If I seem to take on about the place it's because it was so lovely, like a dream come true for me at first. His wife, another Anna, was as different from Robert's Anna as the sun was from the moon. She was the sweetest thing this side of freedom.
Two days a week Mr. Kirkland fetched me "home" from Robert's place.
At Ayr Mount I would take tea with his wife and his ten-year-old niece who lived with them. I was also invited to dine at the supper table.
"Like a tutor from my childhood," Mr. Kirkland said. "You didn't make the tutor dine alone in the kitchen."
At first I was powerful scared about dining with white people. But I'd served at enough tables to know what to do and what not to do. And so I was accepted as one of them.

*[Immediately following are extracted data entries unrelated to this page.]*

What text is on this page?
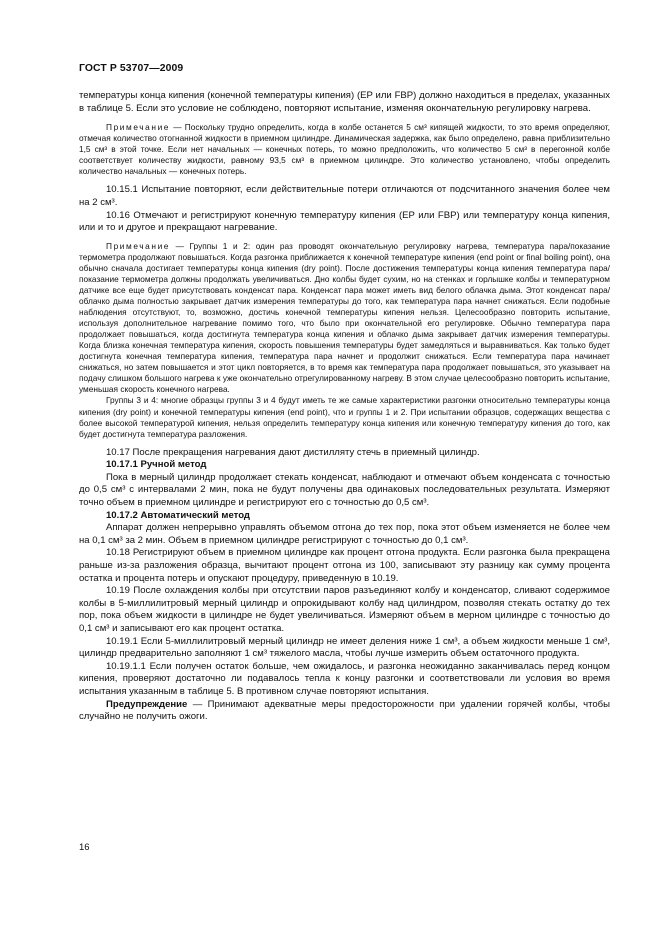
ГОСТ Р 53707—2009

температуры конца кипения (конечной температуры кипения) (EP или FBP) должно находиться в пределах, указанных в таблице 5. Если это условие не соблюдено, повторяют испытание, изменяя окончательную регулировку нагрева.

Примечание — Поскольку трудно определить, когда в колбе останется 5 см³ кипящей жидкости, то это время определяют, отмечая количество отогнанной жидкости в приемном цилиндре. Динамическая задержка, как было определено, равна приблизительно 1,5 см³ в этой точке. Если нет начальных — конечных потерь, то можно предположить, что количество 5 см³ в перегонной колбе соответствует количеству жидкости, равному 93,5 см³ в приемном цилиндре. Это количество установлено, чтобы определить количество начальных — конечных потерь.

10.15.1 Испытание повторяют, если действительные потери отличаются от подсчитанного значения более чем на 2 см³.

10.16 Отмечают и регистрируют конечную температуру кипения (EP или FBP) или температуру конца кипения, или и то и другое и прекращают нагревание.

Примечание — Группы 1 и 2: один раз проводят окончательную регулировку нагрева, температура пара/показание термометра продолжают повышаться. Когда разгонка приближается к конечной температуре кипения (end point or final boiling point), она обычно сначала достигает температуры конца кипения (dry point). После достижения температуры конца кипения температура пара/показание термометра должны продолжать увеличиваться. Дно колбы будет сухим, но на стенках и горлышке колбы и температурном датчике все еще будет присутствовать конденсат пара. Конденсат пара может иметь вид белого облачка дыма. Этот конденсат пара/облачко дыма полностью закрывает датчик измерения температуры до того, как температура пара начнет снижаться. Если подобные наблюдения отсутствуют, то, возможно, достичь конечной температуры кипения нельзя. Целесообразно повторить испытание, используя дополнительное нагревание помимо того, что было при окончательной его регулировке. Обычно температура пара продолжает повышаться, когда достигнута температура конца кипения и облачко дыма закрывает датчик измерения температуры. Когда близка конечная температура кипения, скорость повышения температуры будет замедляться и выравниваться. Как только будет достигнута конечная температура кипения, температура пара начнет и продолжит снижаться. Если температура пара начинает снижаться, но затем повышается и этот цикл повторяется, в то время как температура пара продолжает повышаться, это указывает на подачу слишком большого нагрева к уже окончательно отрегулированному нагреву. В этом случае целесообразно повторить испытание, уменьшая скорость конечного нагрева.

Группы 3 и 4: многие образцы группы 3 и 4 будут иметь те же самые характеристики разгонки относительно температуры конца кипения (dry point) и конечной температуры кипения (end point), что и группы 1 и 2. При испытании образцов, содержащих вещества с более высокой температурой кипения, нельзя определить температуру конца кипения или конечную температуру кипения до того, как будет достигнута температура разложения.

10.17 После прекращения нагревания дают дистилляту стечь в приемный цилиндр.

10.17.1 Ручной метод

Пока в мерный цилиндр продолжает стекать конденсат, наблюдают и отмечают объем конденсата с точностью до 0,5 см³ с интервалами 2 мин, пока не будут получены два одинаковых последовательных результата. Измеряют точно объем в приемном цилиндре и регистрируют его с точностью до 0,5 см³.

10.17.2 Автоматический метод

Аппарат должен непрерывно управлять объемом отгона до тех пор, пока этот объем изменяется не более чем на 0,1 см³ за 2 мин. Объем в приемном цилиндре регистрируют с точностью до 0,1 см³.

10.18 Регистрируют объем в приемном цилиндре как процент отгона продукта. Если разгонка была прекращена раньше из-за разложения образца, вычитают процент отгона из 100, записывают эту разницу как сумму процента остатка и процента потерь и опускают процедуру, приведенную в 10.19.

10.19 После охлаждения колбы при отсутствии паров разъединяют колбу и конденсатор, сливают содержимое колбы в 5-миллилитровый мерный цилиндр и опрокидывают колбу над цилиндром, позволяя стекать остатку до тех пор, пока объем жидкости в цилиндре не будет увеличиваться. Измеряют объем в мерном цилиндре с точностью до 0,1 см³ и записывают его как процент остатка.

10.19.1 Если 5-миллилитровый мерный цилиндр не имеет деления ниже 1 см³, а объем жидкости меньше 1 см³, цилиндр предварительно заполняют 1 см³ тяжелого масла, чтобы лучше измерить объем остаточного продукта.

10.19.1.1 Если получен остаток больше, чем ожидалось, и разгонка неожиданно заканчивалась перед концом кипения, проверяют достаточно ли подавалось тепла к концу разгонки и соответствовали ли условия во время испытания указанным в таблице 5. В противном случае повторяют испытания.

Предупреждение — Принимают адекватные меры предосторожности при удалении горячей колбы, чтобы случайно не получить ожоги.

16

There was a problem though, and it was as sticky as a crock of spilled molasses. I couldn't make friends with Peg and Joy, no matter how I tried.

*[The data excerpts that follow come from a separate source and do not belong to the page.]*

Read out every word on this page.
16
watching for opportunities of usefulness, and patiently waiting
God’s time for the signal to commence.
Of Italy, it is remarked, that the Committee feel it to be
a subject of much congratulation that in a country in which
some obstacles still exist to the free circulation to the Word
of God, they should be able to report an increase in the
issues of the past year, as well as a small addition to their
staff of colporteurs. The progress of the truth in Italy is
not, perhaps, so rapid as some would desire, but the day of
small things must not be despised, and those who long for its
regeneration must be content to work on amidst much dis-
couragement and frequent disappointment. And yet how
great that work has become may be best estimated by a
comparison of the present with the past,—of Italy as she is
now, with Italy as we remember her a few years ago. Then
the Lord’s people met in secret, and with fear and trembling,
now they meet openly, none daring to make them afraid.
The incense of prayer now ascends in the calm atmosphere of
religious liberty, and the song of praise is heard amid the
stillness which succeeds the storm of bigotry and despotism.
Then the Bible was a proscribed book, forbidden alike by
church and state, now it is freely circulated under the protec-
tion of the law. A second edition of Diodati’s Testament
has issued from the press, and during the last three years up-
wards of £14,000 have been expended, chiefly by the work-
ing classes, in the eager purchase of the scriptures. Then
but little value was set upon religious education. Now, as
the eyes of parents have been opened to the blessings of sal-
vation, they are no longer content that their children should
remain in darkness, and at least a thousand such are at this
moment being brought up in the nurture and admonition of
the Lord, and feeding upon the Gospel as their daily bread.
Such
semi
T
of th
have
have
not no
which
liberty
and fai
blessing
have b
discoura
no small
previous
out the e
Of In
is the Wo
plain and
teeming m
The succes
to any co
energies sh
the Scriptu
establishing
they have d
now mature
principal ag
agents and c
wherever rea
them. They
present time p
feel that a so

"You got yourself so turned around," Peg told me, "your head is on backwards. You ain't nigra anymore and you sure ain't white, girl. You hafta decide what you wanna be."
Indeed, what was I? It was a caution. And I was more confused than ever before in my life.
But I did what I was hired to do. I spent those two days a week teaching Anna Kirkland and her niece to sew. I showed them how to cut and fit, baste and stitch. In this case we had a difficult task. Mr. Kirkland wanted a white duster made of linen, made cutaway style, with long tails.
We worked on that coat until the cows came home and finished it in two weeks, and Mr. Kirkland allowed that it was as fine a coat as a man could want.
"You certainly are a treasure," he said.
How much of a treasure I was soon to find out.